There was nothing now for McClellan to do but retreat as best he could to the James river at Harrison's Landing and make that, instead of the White House, a base of supplies. To do that was exceedingly difficult, as McClellan had open to him only one road and that a very bad one, while the Confederates on his flank had many roads by which to intercept and annoy his retreat.
During the course of that retreat, which was attended at every step by bloody contests, McClellan wrote in great bitterness of spirit to the Secretary of War in Washington (Mr. Stanton) on the twenty-eighth of June: "If I save this army now, I tell you plainly that I owe no thanks to you or to any other persons in Washington [obviously meaning Mr. Lincoln]. You have done your best to sacrifice this army."
McClellan, with an overwhelmingly superior force, had invested Richmond on the east and north. There he had strongly fortified himself. He had pushed his advance to within four miles of the Confederate capital. He had brought up tremendous siege guns and had apparently made himself complete master of the situation. Then Jackson, the two Hills, Longstreet and Ewell, under direction of Robert E. Lee, had fallen upon his flank and rear and had driven him out of one position after another with fearful slaughter, until his White House communication was cut off, and nothing remained to him but retreat to a new base on James river. The Confederates confidently calculated upon cutting off that retreat also and compelling the surrender of an army superior to their own in numbers, arms, resources and everything else except fighting ability.
This they would very probably have accomplished if McClellan had not developed in answer to a pressing need a fighting quality which he had not before shown, and his army a resolute determination to endure punishment such as none but the best of veterans are expected to show.

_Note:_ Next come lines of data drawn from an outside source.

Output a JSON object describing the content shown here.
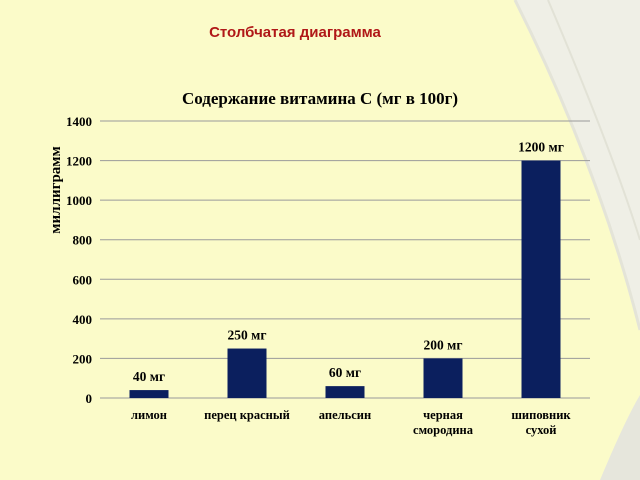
{
  "slide": {
    "title": "Столбчатая диаграмма"
  },
  "colors": {
    "background": "#fbfbc9",
    "bar": "#0b1f5e",
    "title": "#b01818"
  },
  "chart_data": {
    "type": "bar",
    "title": "Содержание витамина  С (мг в 100г)",
    "ylabel": "миллиграмм",
    "xlabel": "",
    "ylim": [
      0,
      1400
    ],
    "yticks": [
      0,
      200,
      400,
      600,
      800,
      1000,
      1200,
      1400
    ],
    "grid": true,
    "categories": [
      [
        "лимон"
      ],
      [
        "перец красный"
      ],
      [
        "апельсин"
      ],
      [
        "черная",
        "смородина"
      ],
      [
        "шиповник",
        "сухой"
      ]
    ],
    "values": [
      40,
      250,
      60,
      200,
      1200
    ],
    "data_labels": [
      "40 мг",
      "250 мг",
      "60 мг",
      "200 мг",
      "1200 мг"
    ]
  }
}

McClellan's one hope, one purpose, was to march his army out of the swamps and escape from the ceaseless Confederate assaults to a point on James river where the resistless fire of the gunboats might protect his men from further attack and give them a chance to rest. To that end, he retreated night and day, standing at bay now and then as the hunted stag does, and fighting desperately for the poor privilege of running away.